In 2014, World Vision announced it was open to hiring gay and lesbian workers who were in same-sex marriages but soon flip-flopped, as reported by the New York Times on March 27 of that year. “World Vision’s move was swiftly denounced by some prominent evangelical leaders as a ‘disaster’ and a devil-inspired betrayal of biblical morality. Christians proclaimed online that they had canceled their child sponsorships. Less than 48 hours later, World Vision reversed course, calling the decision a ‘mistake,’ and pleading for forgiveness.” Said an official World Vision statement: “We are brokenhearted over the pain and confusion we have caused many of our friends, who saw this decision as a reversal of our strong commitment to Biblical authority. We ask that you understand that this was never the board’s intent.”

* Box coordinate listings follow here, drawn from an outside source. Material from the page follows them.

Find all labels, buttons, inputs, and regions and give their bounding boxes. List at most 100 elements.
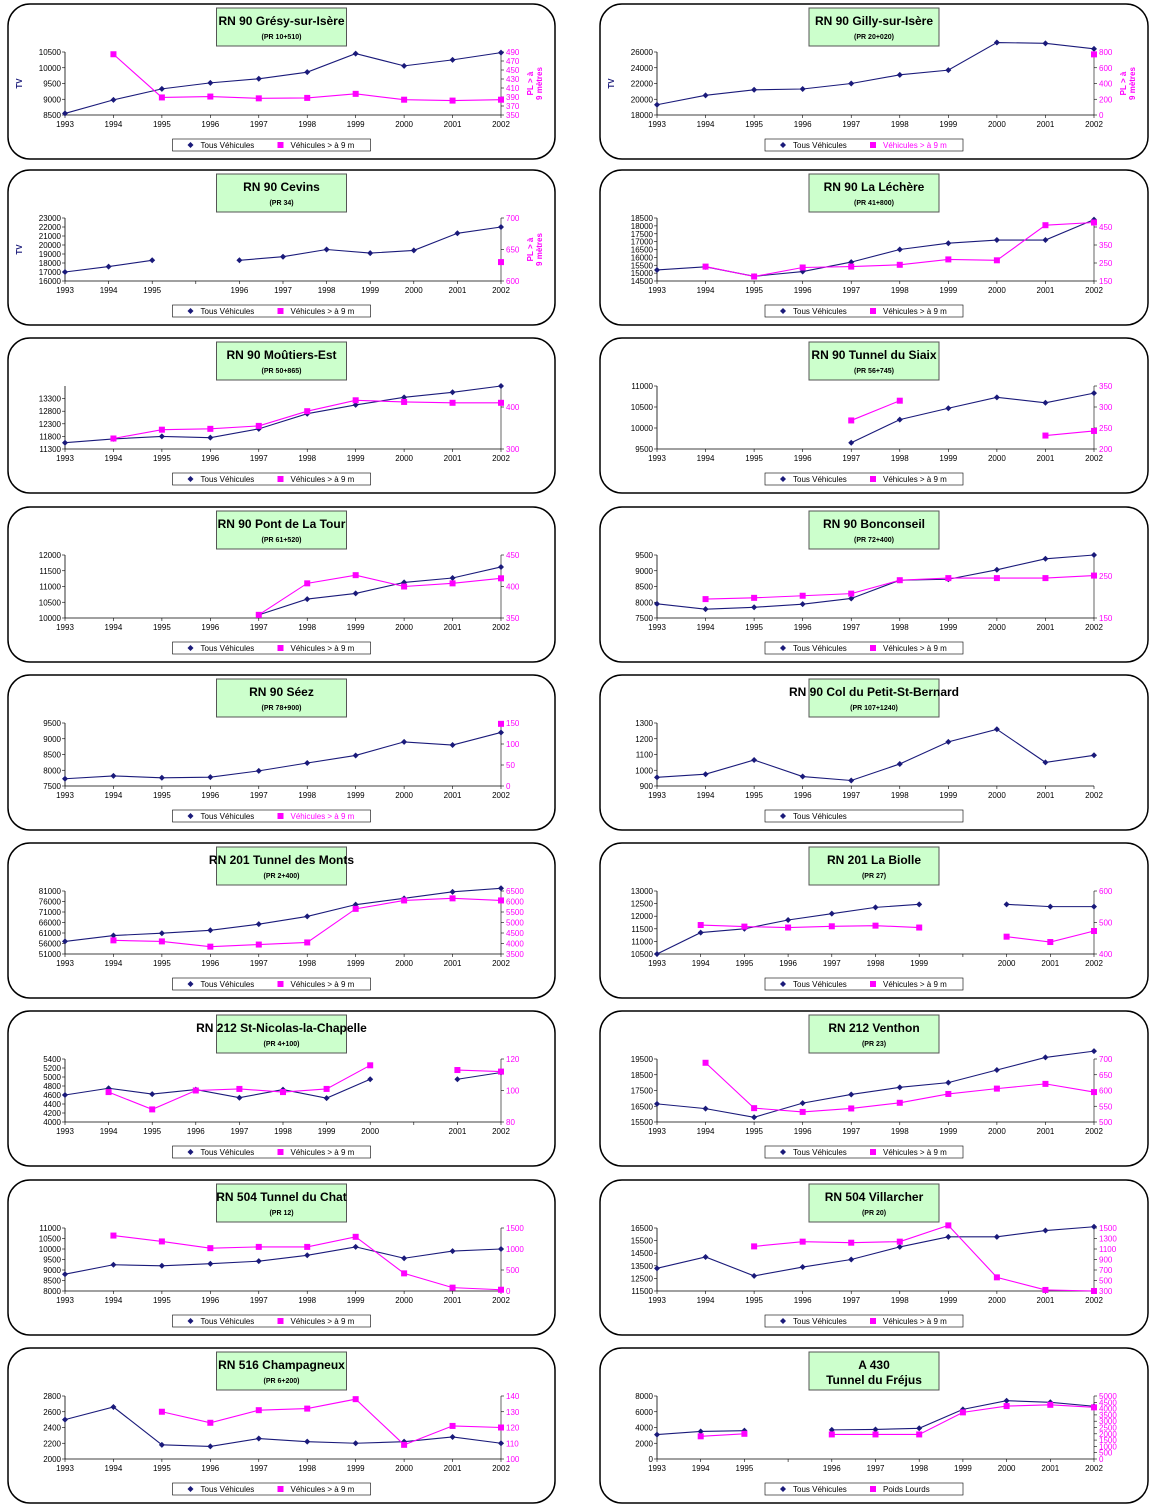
x-tick-label: 1996: [779, 959, 797, 968]
y-tick-label: 8500: [43, 1277, 61, 1286]
data-point: [62, 1416, 68, 1423]
chart-panel: RN 90 Col du Petit-St-Bernard (PR 107+124…: [599, 674, 1149, 831]
x-tick-label: 1997: [250, 623, 268, 632]
chart-subtitle: (PR 78+900): [262, 705, 302, 712]
x-tick-label: 1994: [105, 959, 123, 968]
data-point: [945, 256, 952, 263]
data-point: [62, 269, 68, 275]
series-line: [754, 1224, 1095, 1292]
legend-marker: [187, 813, 194, 819]
series-line: [64, 1246, 502, 1275]
chart-frame: [7, 506, 556, 663]
x-tick-label: 1995: [153, 454, 171, 463]
x-tick-label: 1999: [939, 791, 957, 800]
data-point: [1042, 432, 1049, 439]
data-point: [1091, 903, 1097, 910]
y2-tick-label: 1000: [506, 1245, 524, 1254]
data-point: [1091, 552, 1097, 558]
legend-box: [172, 641, 371, 655]
x-tick-label: 2000: [395, 454, 413, 463]
data-point: [751, 1243, 758, 1250]
series-line: [656, 1226, 1095, 1277]
x-tick-label: 1995: [745, 286, 763, 295]
y2-tick-label: 300: [1099, 403, 1113, 412]
data-point: [323, 1085, 330, 1092]
legend-label: Tous Véhicules: [793, 1485, 847, 1494]
data-point: [449, 742, 456, 749]
x-tick-label: 1995: [745, 1127, 763, 1136]
chart-frame: [7, 169, 556, 326]
legend-label: Tous Véhicules: [201, 812, 255, 821]
data-point: [1091, 1048, 1097, 1055]
series-poids-lourds: [848, 397, 1097, 439]
data-point: [255, 767, 262, 774]
x-tick-label: 1999: [361, 286, 379, 295]
x-tick-label: 1998: [891, 623, 909, 632]
x-tick-label: 1999: [347, 120, 365, 129]
legend-marker: [780, 1318, 786, 1324]
x-tick-label: 1997: [842, 1296, 860, 1305]
y2-axis-label: 9 mètres: [535, 67, 544, 100]
x-tick-label: 1997: [274, 286, 292, 295]
x-tick-label: 1999: [347, 623, 365, 632]
series-line: [64, 385, 502, 444]
legend-label: Véhicules > à 9 m: [291, 812, 355, 821]
y2-tick-label: 1500: [506, 1224, 524, 1233]
y-tick-label: 15000: [631, 269, 654, 278]
y2-tick-label: 250: [1099, 424, 1113, 433]
y-tick-label: 10000: [39, 614, 62, 623]
data-point: [896, 1238, 903, 1245]
legend-marker: [870, 308, 876, 314]
x-tick-label: 1996: [201, 791, 219, 800]
x-tick-label: 1997: [842, 286, 860, 295]
y2-tick-label: 400: [1099, 80, 1113, 89]
legend-label: Véhicules > à 9 m: [291, 141, 355, 150]
data-point: [848, 417, 855, 424]
chart-title-box: [808, 341, 940, 381]
data-point: [304, 1243, 311, 1250]
x-tick-label: 1999: [347, 454, 365, 463]
data-point: [1042, 1054, 1049, 1061]
data-point: [304, 760, 311, 767]
y-tick-label: 9500: [635, 551, 653, 560]
legend-box: [764, 472, 964, 486]
y2-tick-label: 650: [506, 246, 520, 255]
x-tick-label: 1995: [745, 791, 763, 800]
series-poids-lourds: [702, 219, 1097, 280]
y2-tick-label: 410: [506, 84, 520, 93]
y-tick-label: 8500: [43, 751, 61, 760]
y-tick-label: 13500: [631, 1262, 654, 1271]
y2-tick-label: 900: [1099, 1256, 1113, 1265]
y-tick-label: 5200: [43, 1064, 61, 1073]
x-tick-label: 1995: [143, 1127, 161, 1136]
data-point: [207, 943, 214, 950]
y-tick-label: 12000: [631, 912, 654, 921]
y2-tick-label: 2000: [1099, 1430, 1117, 1439]
chart-subtitle: (PR 10+510): [262, 34, 302, 41]
data-point: [401, 1255, 408, 1262]
x-tick-label: 1993: [648, 791, 666, 800]
data-point: [449, 399, 456, 406]
data-point: [158, 426, 165, 433]
chart-frame: [7, 3, 556, 160]
y-tick-label: 10500: [39, 48, 62, 57]
y-tick-label: 4600: [43, 1091, 61, 1100]
chart-frame: [599, 1010, 1149, 1167]
x-tick-label: 2001: [444, 623, 462, 632]
y2-tick-label: 250: [1099, 259, 1113, 268]
data-point: [1047, 903, 1054, 910]
data-point: [828, 1431, 835, 1438]
x-tick-label: 1999: [939, 623, 957, 632]
legend-marker: [277, 981, 284, 987]
data-point: [449, 1284, 456, 1291]
data-point: [158, 94, 165, 101]
y-tick-label: 9500: [43, 1256, 61, 1265]
data-point: [993, 1085, 1000, 1092]
x-tick-label: 1995: [745, 120, 763, 129]
data-point: [449, 888, 456, 895]
legend-marker: [870, 1318, 876, 1324]
x-tick-label: 2000: [395, 1464, 413, 1473]
x-tick-label: 1995: [143, 286, 161, 295]
x-tick-label: 2001: [449, 1127, 467, 1136]
x-tick-label: 2001: [1037, 791, 1055, 800]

On the topic of legal abortions, favored by Democrat Jacobs, World Vision says on its website: “World Vision is pro-life. We believe that life begins at conception, and World Vision does not provide, recommend or refer women for abortions or methods of birth control that are proven to be abortifacient.” In February 2018, running against then-incumbent GOP House member Duncan Hunter, El Cajon’s Wells told KFMB-TV that he opposed abortion.

Maienschein money talk

Talk about planning ahead: ex-San Diego city councilman Brian Maienschein wants to get elected as San Diego City Attorney next year. He also wants to run for California Attorney General in 2030. So shows a February 28 campaign filing for a political committee calling itself Maienschein for Attorney General 2030, which lists $5500 received February 23 from Californians for Fair Housing. Donors to that group include H.G. Fenton Company, a San Diego developer and upscale residential landlord giving $10,000 on December 5, 2022, along with a host of other apartment owners around the state.

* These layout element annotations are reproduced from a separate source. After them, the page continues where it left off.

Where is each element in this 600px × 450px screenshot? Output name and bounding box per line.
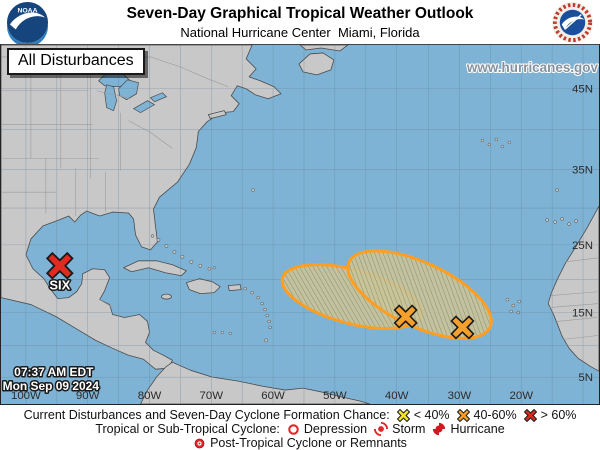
lat-label: 35N: [572, 164, 593, 176]
landmasses: [1, 45, 599, 404]
disturbance-six-label: SIX: [49, 278, 70, 293]
header-banner: NOAA Seven-Day Graphical Tropical Weathe…: [0, 0, 600, 44]
noaa-logo-icon: NOAA: [6, 1, 49, 44]
legend-item-post-tropical: Post-Tropical Cyclone or Remnants: [193, 436, 407, 450]
lon-label: 100W: [11, 390, 41, 402]
south-america: [140, 361, 371, 404]
lon-label: 60W: [261, 390, 285, 402]
timestamp-date: Mon Sep 09 2024: [3, 379, 100, 393]
legend-row-chances: Current Disturbances and Seven-Day Cyclo…: [0, 408, 600, 422]
legend-row-cyclones: Tropical or Sub-Tropical Cyclone: Depres…: [0, 422, 600, 436]
legend-medium-label: 40-60%: [473, 408, 517, 422]
legend-high-label: > 60%: [540, 408, 577, 422]
page-title: Seven-Day Graphical Tropical Weather Out…: [126, 5, 474, 22]
x-high-icon: [523, 408, 537, 422]
small-islands: [150, 137, 578, 343]
lat-label: 25N: [572, 240, 593, 252]
mode-label: All Disturbances: [18, 52, 134, 69]
x-low-icon: [396, 408, 410, 422]
cuba: [123, 260, 187, 277]
labrador: [299, 45, 349, 52]
political-borders: [1, 53, 599, 340]
north-america: [1, 45, 282, 370]
lat-label: 15N: [572, 307, 593, 319]
long-island: [207, 110, 227, 119]
legend-item-depression: Depression: [287, 422, 367, 436]
post-tropical-icon: [194, 438, 205, 448]
puerto-rico: [227, 284, 242, 292]
disturbance-marker-six[interactable]: [45, 251, 74, 280]
depression-icon: [288, 423, 299, 435]
storm-icon: [374, 422, 389, 436]
great-lakes: [98, 72, 168, 114]
newfoundland: [298, 52, 335, 76]
x-medium-icon: [456, 408, 470, 422]
legend-item-low: < 40%: [396, 408, 450, 422]
lon-label: 20W: [509, 390, 533, 402]
lon-label: 70W: [200, 390, 224, 402]
lon-label: 90W: [76, 390, 100, 402]
hispaniola: [185, 278, 221, 295]
svg-text:NOAA: NOAA: [17, 8, 37, 15]
jamaica: [161, 293, 172, 300]
legend-item-storm: Storm: [374, 422, 425, 436]
legend-hurricane-label: Hurricane: [450, 422, 505, 436]
disturbance-marker-3[interactable]: [450, 315, 475, 340]
lon-label: 40W: [385, 390, 409, 402]
legend-post-tropical-label: Post-Tropical Cyclone or Remnants: [210, 436, 407, 450]
legend-row2-label: Tropical or Sub-Tropical Cyclone:: [95, 422, 280, 436]
legend-item-hurricane: Hurricane: [432, 422, 505, 436]
legend-item-medium: 40-60%: [456, 408, 517, 422]
latitude-labels: 45N 35N 25N 15N 5N: [572, 84, 593, 384]
lat-label: 5N: [578, 372, 593, 384]
watermark: www.hurricanes.gov: [466, 60, 599, 75]
page-subtitle: National Hurricane Center Miami, Florida: [180, 25, 420, 40]
lat-label: 45N: [572, 84, 593, 96]
hurricane-icon: [433, 422, 446, 436]
timestamp-time: 07:37 AM EDT: [14, 365, 94, 379]
legend-storm-label: Storm: [392, 422, 426, 436]
legend-row-post-tropical: Post-Tropical Cyclone or Remnants: [0, 436, 600, 450]
legend: Current Disturbances and Seven-Day Cyclo…: [0, 405, 600, 450]
outlook-map[interactable]: SIX www.hurricanes.gov 07:37 AM EDT Mon …: [0, 44, 600, 405]
disturbance-marker-2[interactable]: [393, 304, 418, 329]
legend-item-high: > 60%: [523, 408, 577, 422]
africa: [547, 205, 599, 372]
lon-label: 50W: [323, 390, 347, 402]
nws-logo-icon: [551, 1, 594, 44]
legend-row1-label: Current Disturbances and Seven-Day Cyclo…: [23, 408, 390, 422]
longitude-labels: 100W 90W 80W 70W 60W 50W 40W 30W 20W: [11, 390, 533, 402]
map-canvas[interactable]: SIX www.hurricanes.gov 07:37 AM EDT Mon …: [1, 45, 599, 404]
lon-label: 30W: [448, 390, 472, 402]
mode-label-box: All Disturbances: [7, 48, 145, 75]
lon-label: 80W: [138, 390, 162, 402]
legend-low-label: < 40%: [413, 408, 450, 422]
legend-depression-label: Depression: [303, 422, 368, 436]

Maienschein is termed out of his current gig as a Democratic member of the Assembly, thus explaining his need to hustle up a new job back in his hometown. If elected city attorney next year and reelected in 2028, he could run for attorney general in the middle of his final term in San Diego. Maienschein was a Republican before flipping parties on January 24, 2019...Ex-San Diego mayor Kevin Faulconer, who came in a dismal third in his 2022 recall gubernatorial bid against Gavin Newsom, has finally shuttered a statewide political fund that called itself Rebuilding the California Dream, San Diego Mayor Kevin L. Faulconer’s Ballot Measure Committee. On March 9, the fund’s remaining $3851.09 was given to Faulconer’s political effort, the San Diego Safe Shelters and Clean Streets Act committee, which registered with the San Diego city clerk’s office the next day.

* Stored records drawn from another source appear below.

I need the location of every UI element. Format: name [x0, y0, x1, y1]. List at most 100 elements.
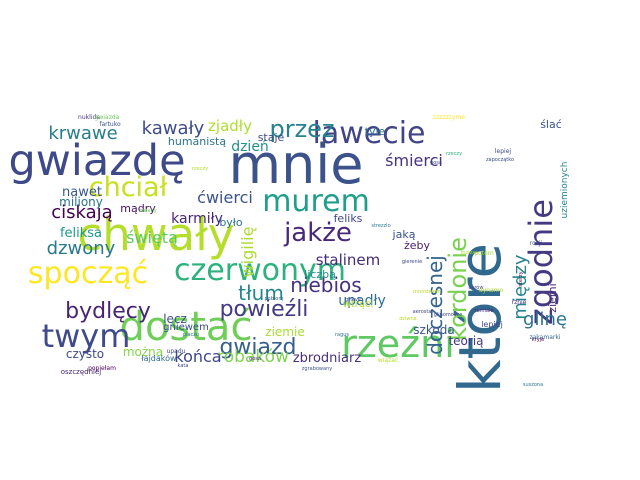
cloud-word-zgrabowany: zgrabowany: [302, 366, 332, 372]
cloud-word-zjadly: zjadły: [208, 117, 252, 135]
cloud-word-kata: kata: [178, 363, 189, 369]
cloud-word-gwiazda: gwiazda: [95, 114, 120, 121]
cloud-word-czerwonym: czerwonym: [174, 253, 346, 288]
cloud-word-ktore: które: [446, 243, 514, 393]
cloud-word-swieta: świętą: [126, 228, 178, 247]
cloud-word-czysto: czysto: [66, 347, 104, 361]
cloud-word-gwiazde: gwiazdę: [8, 136, 185, 186]
cloud-word-szkoda: szkoda: [413, 323, 454, 337]
cloud-word-chwaly: chwały: [77, 208, 234, 261]
cloud-word-rosji: rosji: [530, 240, 543, 247]
cloud-word-ramiale: ramiale: [475, 308, 494, 314]
cloud-word-dynamo: dynamo: [479, 287, 504, 294]
cloud-word-rzezni: rzeźni: [341, 322, 455, 366]
cloud-word-niebios: niebios: [290, 273, 361, 297]
cloud-word-ciskaja: ciskają: [51, 202, 112, 223]
cloud-word-rzeczy: rzeczy: [192, 166, 208, 172]
cloud-word-upadu: upadu: [167, 348, 186, 355]
cloud-word-cwierci: ćwierci: [197, 188, 253, 207]
cloud-word-karmily: karmiły: [171, 211, 223, 227]
cloud-word-lecz: lecz: [163, 312, 187, 326]
cloud-word-wtraci: wtrąci: [343, 299, 374, 310]
cloud-word-chcial: chciał: [89, 172, 168, 203]
cloud-word-rznie: rznie: [512, 299, 527, 306]
cloud-word-przez: przez: [269, 115, 334, 143]
cloud-word-lepiej: lepiej: [481, 320, 503, 329]
cloud-word-tyle: tyle: [365, 125, 386, 138]
cloud-word-robakow: robaków: [217, 347, 289, 367]
cloud-word-mnostwem: mnóstwem: [413, 288, 441, 295]
cloud-word-powiezli: powieźli: [220, 297, 309, 322]
cloud-word-wiazac: wiązać: [378, 357, 398, 364]
cloud-word-staje: staje: [258, 131, 285, 144]
cloud-word-bylo: było: [219, 216, 243, 229]
cloud-word-gusza: gusza: [461, 250, 476, 256]
cloud-word-madry: mądry: [120, 202, 156, 215]
cloud-word-murem: murem: [262, 184, 370, 219]
cloud-word-dziwna: dziwna: [399, 316, 417, 322]
cloud-word-smierci: śmierci: [385, 151, 443, 170]
cloud-word-mnie: mnie: [228, 133, 363, 196]
cloud-word-slac: ślać: [540, 118, 562, 131]
cloud-word-barany: barany: [139, 208, 157, 214]
cloud-word-feliks: feliks: [334, 212, 363, 225]
cloud-word-zeby: żeby: [404, 239, 431, 252]
cloud-word-upadly: upadły: [338, 293, 386, 309]
cloud-word-lawecie: lawecie: [313, 116, 426, 151]
cloud-word-nawet: nawet: [62, 185, 102, 200]
cloud-word-piaczu: piaczu: [183, 332, 199, 338]
cloud-word-lepiej: lepiej: [495, 148, 512, 155]
cloud-word-tlum: tłum: [238, 281, 284, 305]
cloud-word-konca: końca: [174, 347, 221, 366]
cloud-word-sterzy: sterzy: [518, 271, 524, 286]
cloud-word-popielam: popiełam: [88, 365, 116, 372]
cloud-word-carow: carów: [469, 284, 484, 291]
cloud-word-fartuko: fartuko: [99, 121, 121, 128]
cloud-word-humanista: humanistą: [168, 135, 226, 148]
cloud-word-dzien: dzień: [231, 139, 269, 155]
cloud-word-ziemie: ziemie: [265, 325, 304, 339]
cloud-word-glinomocze: glinomocze: [434, 312, 463, 318]
cloud-word-kryje: kryje: [532, 337, 544, 343]
cloud-word-dzwony: dzwony: [47, 238, 116, 259]
cloud-word-zapoczatko: zapoczątko: [486, 157, 514, 163]
cloud-word-gosa: gosa: [249, 356, 261, 362]
cloud-word-strezzlo: strezzlo: [371, 223, 390, 229]
cloud-word-miedzy: między: [510, 254, 531, 319]
cloud-word-kordonie: kordonie: [444, 237, 472, 341]
cloud-word-ragus: ragus: [335, 332, 349, 338]
cloud-word-grieve: grieve: [345, 297, 361, 303]
cloud-word-potem: potem: [474, 250, 494, 257]
cloud-word-kawaly: kawały: [142, 118, 205, 139]
cloud-word-rzeczy: rzeczy: [446, 151, 462, 157]
cloud-word-gwiazd: gwiazd: [219, 335, 296, 360]
cloud-word-aerostat: aerostat: [413, 309, 434, 315]
cloud-word-ziemi: ziemi: [546, 283, 559, 312]
cloud-word-stalinem: stalinem: [316, 251, 381, 269]
cloud-word-dostac: dostać: [120, 304, 253, 350]
cloud-word-feliksa: feliksa: [60, 226, 102, 241]
cloud-word-krwawe: krwawe: [48, 123, 117, 144]
cloud-word-lajdakow: łajdaków: [141, 353, 177, 363]
cloud-word-miliony: miliony: [59, 195, 103, 209]
cloud-word-pobiore: pobiorę: [265, 296, 284, 302]
cloud-word-jakze: jakże: [283, 218, 352, 248]
cloud-word-doczesnej: doczesnej: [423, 255, 447, 355]
cloud-word-oszczedniej: oszczędniej: [61, 368, 102, 376]
cloud-word-zbrodniarz: zbrodniarz: [293, 351, 362, 366]
cloud-word-gniewem: gniewem: [163, 322, 209, 333]
cloud-word-uziemionych: uziemionych: [560, 162, 570, 219]
cloud-word-jaka: jaką: [392, 228, 416, 241]
cloud-word-twym: twym: [42, 317, 131, 355]
cloud-word-zzzzzzyme: zzzzzzyme: [433, 114, 465, 121]
cloud-word-zgodnie: zgodnie: [522, 199, 560, 325]
cloud-word-gierenie: gierenie: [402, 259, 422, 265]
cloud-word-gosa: gosa: [430, 160, 442, 166]
cloud-word-suszona: suszona: [523, 382, 543, 388]
cloud-word-mozn: możnа: [123, 345, 163, 359]
cloud-word-zakamarki: zakamarki: [529, 334, 560, 341]
cloud-word-liczba: liczbą: [304, 268, 336, 281]
cloud-word-spoczac: spocząć: [28, 256, 148, 291]
cloud-word-wigilie: wigilię: [238, 227, 257, 278]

Brian Maienschein, a former Republican now eyeing state office.

Meantime, the committee backing Toni Atkins’s bid for Lieutenant Governor in 2026 picked up $9100 from Federated Indians of Graton Rancheria on March 20. Last year, Graton announced it wanted to expand its Rohnert Park gambling emporium, already the biggest in the Bay Area, and add another tower to its hotel. The group also raised objections to the proposed entry of another Native American group, the Koi Nation, into Sonoma County’s high-stakes casino development world...San Diego County Democratic Supervisor Nathan Fletcher, who has dropped out of next year’s race for state senate, continued until recently to tank up on special interest money for his now-ended 2024 campaign. On March 15, the Anesthesia Service Medical Group Advocacy Fund of San Diego came up with $5500.